Managed CPE addresses only a small part of a larger problem: the labour required to monitor devices. The larger problem is the ability to keep up with rapidly changing threats in terms of cost and speed. The security world has become complex, growing beyond firewalls and intrusion-detection systems (IDS) — the primary services of managed CPE companies. Today there are hundreds of security technologies that solve varied problems, and new solutions are introduced daily to solve problems that have not yet been discovered. As such, the real problem of security is the cycle of discovering new problems, evaluating new products and vendors, performing the R&D to select the right product, and purchasing this product and integrating it with all of the other security technologies. Managing the technology after the fact is an important but small part of the whole puzzle. Most companies remain insecure, not because they lack great technology but because they lack the time and money to deploy it.
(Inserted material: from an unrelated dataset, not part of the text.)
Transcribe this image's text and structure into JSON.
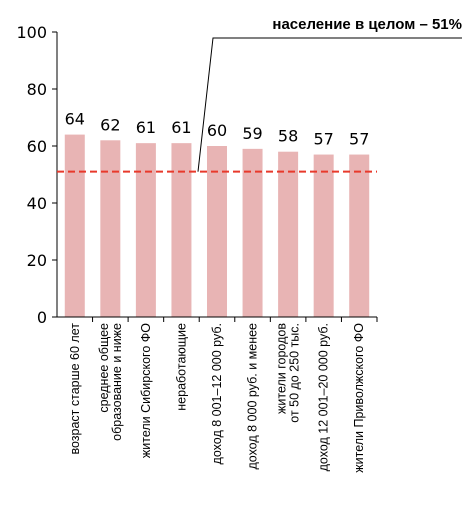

“Security in the cloud” is a managed security service that redirects traffic through a central security platform, thus stopping bad traffic before it gets to the client. It provides a fully designed, built and deployed suite of security services that can be subscribed to on demand. By accessing a centralised platform or security utility, clients can leverage dozens of security technologies without delay and more economically than they could on their own.
The economic efficiencies gained by one large provider serving many clients, and the speed to market in terms of incorporating new technologies, are critical to a company’s ability to achieve real security. With security in the cloud, clients get the benefit of more security technologies faster and less expensively.
In addition to improved economics and speed of deployment, providers of security-in-the-cloud technology can offer products that are integrated at levels not previously available. An example of this is IDSs and intrusion-prevention systems that take anti-virus signatures into account when blocking potentially offensive traffic.
Tightly integrated deployment of diverse security technologies — the Holy Grail of the industry — remains largely elusive. Security-in-the-cloud service providers can rationalise these integration projects in a way that is impossible for most companies.
The bottom line is that the superior protection, economics and speed of deployment of security in the cloud will further marginalise CPE-based managed security. Large carriers will embrace security in the cloud and this will obviate the need for CPE systems. Traditional MSSPs will be better served if they accept this reality and partner with large carriers to capitalise on this undeniable movement.
— Brad Miller is CEO of Perimeter Internetworking.